Entre elas está o vencimen- to antecipado das obrigações de pagamento previstas nos acordos e, mais importante, a possibilidade de uso das informações relevadas pela empresa contra ela mesma. Soma-se a isso a perda de crédito financeiro, cuja concessão, nos mercados de hoje, depende em grande medida da confiança depositada no cumprimento do ajustado.
Ou seja, descumprimento é igual a morte empresarial imediata.

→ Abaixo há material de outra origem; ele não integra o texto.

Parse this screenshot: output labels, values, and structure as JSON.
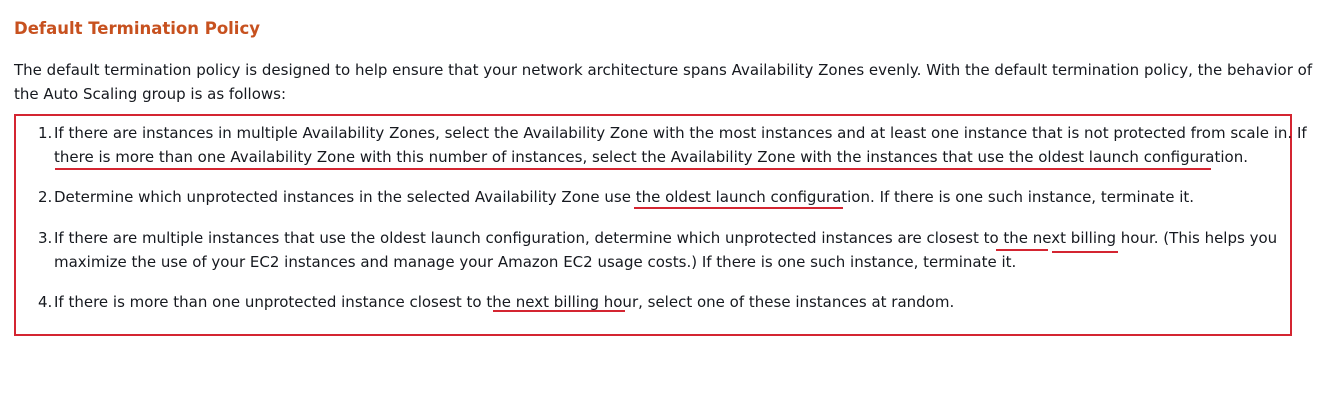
{
  "heading": "Default Termination Policy",
  "intro": "The default termination policy is designed to help ensure that your network architecture spans Availability Zones evenly. With the default termination policy, the behavior of the Auto Scaling group is as follows:",
  "steps": [
    {
      "number": "1.",
      "line1": "If there are instances in multiple Availability Zones, select the Availability Zone with the most instances and at least one instance that is not protected from scale in. If",
      "line2": "there is more than one Availability Zone with this number of instances, select the Availability Zone with the instances that use the oldest launch configuration."
    },
    {
      "number": "2.",
      "line1": "Determine which unprotected instances in the selected Availability Zone use the oldest launch configuration. If there is one such instance, terminate it."
    },
    {
      "number": "3.",
      "line1": "If there are multiple instances that use the oldest launch configuration, determine which unprotected instances are closest to the next billing hour. (This helps you",
      "line2": "maximize the use of your EC2 instances and manage your Amazon EC2 usage costs.) If there is one such instance, terminate it."
    },
    {
      "number": "4.",
      "line1": "If there is more than one unprotected instance closest to the next billing hour, select one of these instances at random."
    }
  ],
  "annotation_color": "#d42531",
  "heading_color": "#c7511f"
}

O mais relevante é que, além do interesse de evitarem a própria extinção, as chamadas empresas colaboradoras (isto é, aquelas que celebraram acordo de leniência com o MPF) passam a servir como “cães de guarda” dos mercados em que atuam. Isso porque, como estão efetivamente sujeitas a regras rigorosas, estarão em desvantagem competitiva se suas concorrentes se valerem de práticas ilícitas.
Conforme publicado nesta Folha em março, a socióloga Beatrice Edwards, estudiosa do Government Accountability Project - Truth be Told (projeto de responsabilidade governamental - a verdade deve ser dita), organização internacional que zela por informantes, veio recentemente ao Brasil e procurou enfatizar que a desconfiança em relação a quem colabora com a Justiça é mal direcionada.
A motivação pessoal ou empresarial (sobrevivência, redução de sanções, proteção contra retaliação etc.) dos colaboradores não é relevante diante do interesse público na preservação do instrumento da colaboração. CRITÉRIOS De fato, são vários os parâmetros de avaliação do interesse público em determinada colaboração empresarial.
Em relação ao conteúdo —isto é, sobretudo em relação às informações e provas—, a relevância pública será tão mais caracterizada quanto maior for a sua amplitude (por exemplo, abranger amplo espectro político-partidário), sua sensibilidade (envolver agentes políticos de alto escalão), sua densidade (referir-se não a atos isolados, mas a uma prática sistemática e arraigada, que desarticula o funcionamento da democracia), seu ineditismo (criação de linhas de investigação), sua utilidade (na alavancagem de investigações), sua profundidade e seu detalhamento (descrição não meramente retórica de fatos, mas a apresentação de detalhes e dados de corroboração robustos), entre outros.
Mas, além disso, a relevância pública de eventual acordo de leniência empresarial está diretamente ligada à interrupção imediata de atos ilícitos e à oportunidade de transformar agente privado em vetor de transformação dos mercados em que atua. É uma segunda chance, sim, mas sob condições.
Os acordos de leniência, por isso, representam muito mais do que mera confissão.
A colaboração de organizações empresariais com o MPF, especialmente aquelas que são protagonistas em seus mercados, oferece robustez probatória singular (bases de dados, transferências bancárias etc.) e a visão integrada (não apenas individual) do funcionamento de condutas ilícitas que tenham se tornado práticas arraigadas na relação público-privada, aportando elementos úteis, e muitas vezes indispensáveis, para sua descoberta e desfazimento, em prazos e condições que, diante da natureza e complexidade das condutas, não seriam possíveis de outra forma.
Trata-se de mais uma diferença em relação à Mãos Limpas, na Itália. Lá, as empresas não apareceram como agentes de transformação. Aqui, independentemente das intempéries que ainda escurecem o horizonte da Lava Jato, já se pode falar num legado empresarial: impor o capitalismo aos capitalistas.
A simples possibilidade criada demonstra a direta compatibilidade da Operação Lava Jato com a agenda de desenvolvimento econômico de longo prazo no Brasil. Ninguém imaginaria que o choque de legalidade viria por contrato.
Será que finalmente os empresários estarão sujeitos a concorrência implacável, que somente pode ser enfrentada com competência verdadeira?